If this concern occurred to you, you are just the sort of perceptive and prophetic scholar who is ready for my Advanced Course in Academic Fame! The advanced course requires that you have five Friends. Each Friend agrees to publish five articles per year, in venues of any quality, and each published article will self-cite five times and cite five articles of each other Friend. (In Year One, each Friend will cite the entire Friendly corpus.)
Assuming that the six Friends' publications can be treated serially, ABCDEFABCDEF..., by the end of Year One, Friend A will have 29 + 23 + 17 + 11 + 5 = 85 citations, Friend B will have 80 citations, Friend C 75, Friend D 70, and Friend E 65, and Friend F 60. Friend A will have an h-index of 5 and the others will have indices of 4. By the end of Year Six, the Friends will have 4,935 Friendly citations to distribute among themselves, or 822.5 citations each. If they aim to maximize their h-index, each can arrange to have an h-index of at least 25 by then. (That is, each can have 25 articles that are each cited at least 25 times.) This would give them an h-index exceeding that of the 20 or so characteristic of leading youngish philosophers like Jason Stanley and Keith DeRose. (See Brian Leiter's discussion here.)

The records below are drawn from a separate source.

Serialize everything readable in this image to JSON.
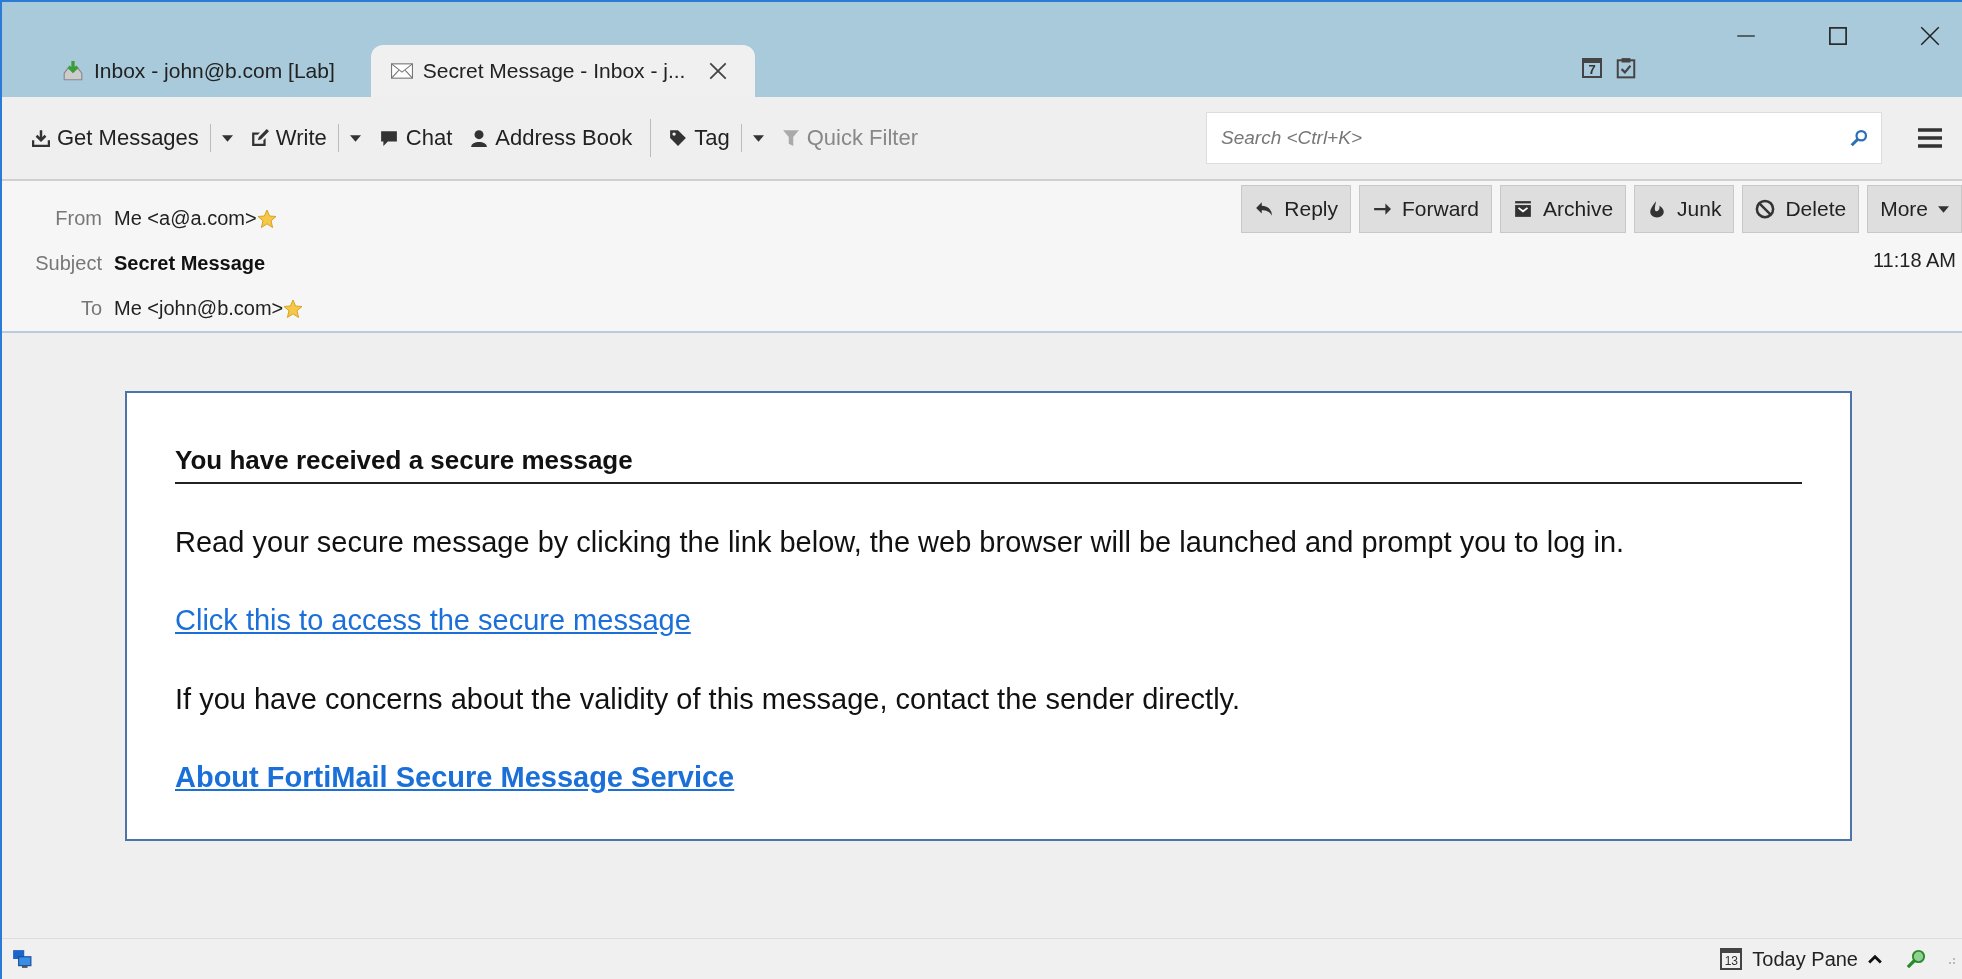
{
  "tabs": [
    {
      "label": "Inbox - john@b.com [Lab]",
      "kind": "inbox",
      "selected": false,
      "closable": false
    },
    {
      "label": "Secret Message - Inbox - j...",
      "kind": "message",
      "selected": true,
      "closable": true
    }
  ],
  "titlebar_icons": [
    {
      "kind": "calendar",
      "text": "7"
    },
    {
      "kind": "tasks"
    }
  ],
  "toolbar": [
    {
      "label": "Get Messages",
      "kind": "download",
      "dropdown": true,
      "disabled": false,
      "separator_after": false
    },
    {
      "label": "Write",
      "kind": "pencil",
      "dropdown": true,
      "disabled": false,
      "separator_after": false
    },
    {
      "label": "Chat",
      "kind": "bubble",
      "dropdown": false,
      "disabled": false,
      "separator_after": false
    },
    {
      "label": "Address Book",
      "kind": "person",
      "dropdown": false,
      "disabled": false,
      "separator_after": true
    },
    {
      "label": "Tag",
      "kind": "tag",
      "dropdown": true,
      "disabled": false,
      "separator_after": false
    },
    {
      "label": "Quick Filter",
      "kind": "funnel",
      "dropdown": false,
      "disabled": true,
      "separator_after": false
    }
  ],
  "search": {
    "placeholder": "Search <Ctrl+K>"
  },
  "header": {
    "fields": [
      {
        "label": "From",
        "value": "Me <a@a.com>",
        "starred": true,
        "bold": false
      },
      {
        "label": "Subject",
        "value": "Secret Message",
        "starred": false,
        "bold": true
      },
      {
        "label": "To",
        "value": "Me <john@b.com>",
        "starred": true,
        "bold": false
      }
    ],
    "actions": [
      {
        "label": "Reply",
        "kind": "reply"
      },
      {
        "label": "Forward",
        "kind": "forward"
      },
      {
        "label": "Archive",
        "kind": "archive"
      },
      {
        "label": "Junk",
        "kind": "junk"
      },
      {
        "label": "Delete",
        "kind": "delete"
      },
      {
        "label": "More",
        "kind": "more"
      }
    ],
    "time": "11:18 AM"
  },
  "message": {
    "heading": "You have received a secure message",
    "blocks": [
      {
        "kind": "text",
        "text": "Read your secure message by clicking the link below, the web browser will be launched and prompt you to log in."
      },
      {
        "kind": "link",
        "text": "Click this to access the secure message"
      },
      {
        "kind": "text",
        "text": "If you have concerns about the validity of this message, contact the sender directly."
      },
      {
        "kind": "boldlink",
        "text": "About FortiMail Secure Message Service"
      }
    ]
  },
  "status_bar": {
    "today_pane": {
      "label": "Today Pane",
      "icon_text": "13",
      "expanded": false
    }
  }
}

By the end Year 20, the Friends will have 100 articles each and 17,535 citations to distribute among those articles. Wisely-enough distributed, this will permit them to achieve h-indices in excess of 50, higher than the indices of such leading philosophers as Ned Block , David Chalmers, and Timothy Williamson. By the end of their 50-year careers, they will have 7,422.5 Friendly citations each, permitting h-indices in the mid-80s, substantially in excess of the h-index of any living philosopher I am aware of.
But this underestimates the possibilities! These Friends will be asked to referee work for the same journals in which they are publishing. They wouldn't be so tacky as to use the sacred trust of their refereeing positions to insist that other authors cite their own work -- but of course they can recommend the important work of their Friends! If each Friend accepts one refereeing assignment per month and successfully recommends publication for half of the articles they referee, contingent upon the authors' citing one article from each of the other five Friends, that will add 180 more citations per year to the pool. Other scholars, seeing the range of authors citing each of the Friends' work, will naturally regard each Friend as a leading contributor to the field, whom they must also therefore cite, creating a snowball effect. Can h-indices of 100 be far away?
(Any resemblance of this strategy to the behavior of actual academics is purely coincidental.)